On 20 July 2023, the Committee for Medicinal Products for Human Use (CHMP) adopted a positive opinion, recommending the granting of a marketing authorisation for the medicinal product Enrylaze, intended for the treatment of acute lymphoblastic leukaemia (ALL) and lymphoblastic lymphoma (LBL). The applicant for this medicinal product is Jazz Pharmaceuticals Ireland Limited.

Enrylaze will be available as a 10 mg/ 0.5 ml solution for injection/infusion. The active substance of Enrylaze is crisantaspase, an antineoplastic agent (ATC code: L01XX02). Crisantaspase catalyses the conversion of L-asparagine into L-aspartic acid and ammonia. Depletion of asparagine in blood serum results in apoptosis of cells highly dependent on asparagine, especially leukaemic blasts.
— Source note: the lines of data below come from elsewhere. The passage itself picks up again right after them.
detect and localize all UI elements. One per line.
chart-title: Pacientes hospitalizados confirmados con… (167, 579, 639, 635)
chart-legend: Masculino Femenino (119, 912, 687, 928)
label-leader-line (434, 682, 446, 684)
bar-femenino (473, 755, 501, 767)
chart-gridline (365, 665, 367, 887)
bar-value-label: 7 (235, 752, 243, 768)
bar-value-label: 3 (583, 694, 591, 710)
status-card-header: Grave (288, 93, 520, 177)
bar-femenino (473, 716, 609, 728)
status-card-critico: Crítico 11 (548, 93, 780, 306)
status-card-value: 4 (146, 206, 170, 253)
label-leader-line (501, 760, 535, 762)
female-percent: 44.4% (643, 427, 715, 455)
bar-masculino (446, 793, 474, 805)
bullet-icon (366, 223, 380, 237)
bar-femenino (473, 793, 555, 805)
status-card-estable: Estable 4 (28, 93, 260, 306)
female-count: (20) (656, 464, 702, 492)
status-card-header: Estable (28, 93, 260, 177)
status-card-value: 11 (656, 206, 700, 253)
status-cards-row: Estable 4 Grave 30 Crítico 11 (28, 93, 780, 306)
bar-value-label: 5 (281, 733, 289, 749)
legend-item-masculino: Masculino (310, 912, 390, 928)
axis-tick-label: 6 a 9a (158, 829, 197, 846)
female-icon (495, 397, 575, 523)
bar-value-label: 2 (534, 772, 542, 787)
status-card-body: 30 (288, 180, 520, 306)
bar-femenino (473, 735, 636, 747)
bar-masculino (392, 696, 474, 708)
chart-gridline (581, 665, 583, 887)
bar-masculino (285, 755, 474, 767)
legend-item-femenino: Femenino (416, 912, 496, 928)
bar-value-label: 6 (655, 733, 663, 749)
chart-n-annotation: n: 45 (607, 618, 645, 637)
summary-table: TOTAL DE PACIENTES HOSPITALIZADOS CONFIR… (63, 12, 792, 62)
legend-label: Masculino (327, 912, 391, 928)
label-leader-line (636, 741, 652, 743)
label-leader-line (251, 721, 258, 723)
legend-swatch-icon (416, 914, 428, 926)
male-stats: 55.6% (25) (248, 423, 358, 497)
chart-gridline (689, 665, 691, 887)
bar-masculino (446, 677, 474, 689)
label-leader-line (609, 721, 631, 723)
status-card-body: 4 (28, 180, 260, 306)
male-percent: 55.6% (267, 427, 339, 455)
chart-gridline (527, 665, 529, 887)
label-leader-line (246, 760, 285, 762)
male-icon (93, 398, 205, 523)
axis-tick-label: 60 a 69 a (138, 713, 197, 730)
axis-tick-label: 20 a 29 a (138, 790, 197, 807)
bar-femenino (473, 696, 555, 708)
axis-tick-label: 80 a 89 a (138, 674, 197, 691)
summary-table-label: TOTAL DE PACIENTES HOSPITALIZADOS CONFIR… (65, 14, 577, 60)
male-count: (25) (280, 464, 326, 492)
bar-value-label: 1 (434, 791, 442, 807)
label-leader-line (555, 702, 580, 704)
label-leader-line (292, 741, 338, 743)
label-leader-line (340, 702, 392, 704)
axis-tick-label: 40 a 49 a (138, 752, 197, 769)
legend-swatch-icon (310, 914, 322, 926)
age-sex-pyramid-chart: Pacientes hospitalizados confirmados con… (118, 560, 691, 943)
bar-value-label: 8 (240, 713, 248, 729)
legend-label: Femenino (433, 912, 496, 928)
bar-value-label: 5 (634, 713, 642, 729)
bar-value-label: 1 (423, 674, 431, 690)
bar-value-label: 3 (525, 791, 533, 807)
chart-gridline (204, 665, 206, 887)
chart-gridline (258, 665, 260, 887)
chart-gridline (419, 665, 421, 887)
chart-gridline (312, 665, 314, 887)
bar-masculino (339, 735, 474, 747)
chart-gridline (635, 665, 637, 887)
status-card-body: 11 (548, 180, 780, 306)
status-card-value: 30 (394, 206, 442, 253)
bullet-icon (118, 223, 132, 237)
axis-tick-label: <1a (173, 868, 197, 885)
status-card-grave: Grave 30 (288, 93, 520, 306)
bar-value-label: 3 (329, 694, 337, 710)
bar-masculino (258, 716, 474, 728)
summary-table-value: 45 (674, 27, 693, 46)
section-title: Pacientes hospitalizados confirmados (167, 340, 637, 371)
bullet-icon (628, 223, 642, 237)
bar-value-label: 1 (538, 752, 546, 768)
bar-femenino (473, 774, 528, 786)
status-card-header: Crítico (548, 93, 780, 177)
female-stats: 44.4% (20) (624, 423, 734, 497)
The benefit of Enrylaze is the achievement and maintenance of nadir (minimal) serum asparaginase activity, which has been demonstrated to correlate with serum asparagine depletion. The most common side effects are anaemia, vomiting, thrombocytopenia, neutropenia, nausea, febrile neutropenia, fatigue and pyrexia.

The full indication is:

Enrylaze is indicated as a component of a multi-agent chemotherapeutic regimen for the treatment of acute lymphoblastic leukaemia (ALL) and lymphoblastic lymphoma (LBL) in adult and paediatric patients (1 month and older) who developed hypersensitivity or silent inactivation to E. coli-derived asparaginase.

Enrylaze should be prescribed and administered by physicians and healthcare personnel experienced in the use of antineoplastic products.

Detailed recommendations for the use of this product will be described in the summary of product characteristics (SmPC), which will be published in the European public assessment report (EPAR) and made available in all official European Union languages after the marketing authorisation has been granted by the European Commission.